Additionally, Biden called on the nation's governors to issue similar pardons for state-level marijuana possession convictions. Roughly 6,500 people have been convicted for federal marijuana possession offenses, but state-level convictions number in the millions.

"I'm calling on governors to pardon simple state marijuana possession offenses," Biden said. "Just as no one should be in a federal prison solely for possessing marijuana, no one should be in a local jail or state prison for that reason, either."

Dems Knock White House for 'Out of Touch' Stance on Weed

The actions amount to a massive reversal in policy for Biden, who has long refused to end the federal war on cannabis, despite promises on the campaign trail to end prison time for federal possession convictions. During the presidential campaign, Biden broke with some of his more liberal rivals on the issue, saying that he needed to know "a lot more about the science" before agreeing to marijuana reform.

"There's not nearly enough evidence that has been acquired as to whether or not it is a gateway drug," Biden said in 2019. "It's a debate, and I want a lot more before I legalize it nationally."

Biden's personal discomfort with relaxing marijuana laws has even extended within his own administration, with dozens of administration staffers sacked or sidelined over past marijuana use in the early days of his presidency, although later policies have relaxed some federal restrictions.

In May of last year, the Drug Enforcement Administration approved the growth of cannabis for medical research, and federal convictions for marijuana possession have slowed from the Trump administration, although the issue is not as partisan as it once was: On his final day in office, former President Donald Trump issued clemency for a dozen people with marijuana-related convictions, some of whom were serving sentences under drug laws passed by Biden in 1994. Vice President Kamala Harris, too, has been seen as a potential ally within the administration on the issue.

The actions were greeted as "long overdue" by Erik Altieri, executive director of the cannabis legalization group NORML.

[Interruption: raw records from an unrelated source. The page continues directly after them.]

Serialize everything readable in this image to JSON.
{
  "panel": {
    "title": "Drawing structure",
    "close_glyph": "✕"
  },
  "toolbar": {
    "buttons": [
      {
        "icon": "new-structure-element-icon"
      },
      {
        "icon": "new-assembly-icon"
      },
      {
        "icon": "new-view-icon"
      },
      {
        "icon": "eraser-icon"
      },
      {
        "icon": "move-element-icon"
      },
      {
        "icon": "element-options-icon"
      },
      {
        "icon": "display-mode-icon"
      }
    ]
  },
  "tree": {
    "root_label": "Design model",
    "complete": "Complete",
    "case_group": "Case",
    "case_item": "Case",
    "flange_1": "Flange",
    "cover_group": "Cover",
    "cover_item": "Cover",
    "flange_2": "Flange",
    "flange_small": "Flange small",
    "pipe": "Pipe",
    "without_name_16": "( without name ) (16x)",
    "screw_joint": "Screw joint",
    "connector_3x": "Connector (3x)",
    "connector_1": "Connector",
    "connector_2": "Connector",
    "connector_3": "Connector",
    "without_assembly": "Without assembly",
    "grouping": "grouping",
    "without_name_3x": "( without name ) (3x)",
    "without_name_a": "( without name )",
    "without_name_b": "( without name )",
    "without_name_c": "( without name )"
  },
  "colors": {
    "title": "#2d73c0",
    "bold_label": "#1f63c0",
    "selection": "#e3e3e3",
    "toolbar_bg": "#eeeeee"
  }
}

"We are pleased that today President Biden is following through on this pledge and that he is also encouraging governors to take similar steps to ensure that the tens of millions of Americans with state-level convictions for past marijuana crimes can finally move forward with their lives," Altieri said. "Since 1965, nearly 29 million Americans have been arrested for marijuana-related violations-for activities that the majority of voters no longer believe ought to be a crime."

Biden's announcement did not include a push for full-scale legalization of marijuana possession and cultivation, as some Democrats have called for. Biden cited the need for "important limitations on trafficking, marketing, and under-age sales" to remain in place as the reason for continued cannabis regulation, but acknowledged that "too many lives have been upended because of our failed approach to marijuana."

"It's time that we right these wrongs," Biden said.

On the heels of Biden's announcement, a Department of Justice spokesperson announced that the department would "expeditiously" implement the order, "restoring political, civil, and other rights to those convicted."

The proclamation announcing the pardon stipulates that the pardon is exclusively retroactive, and applies only to U.S. citizens and permanent residents.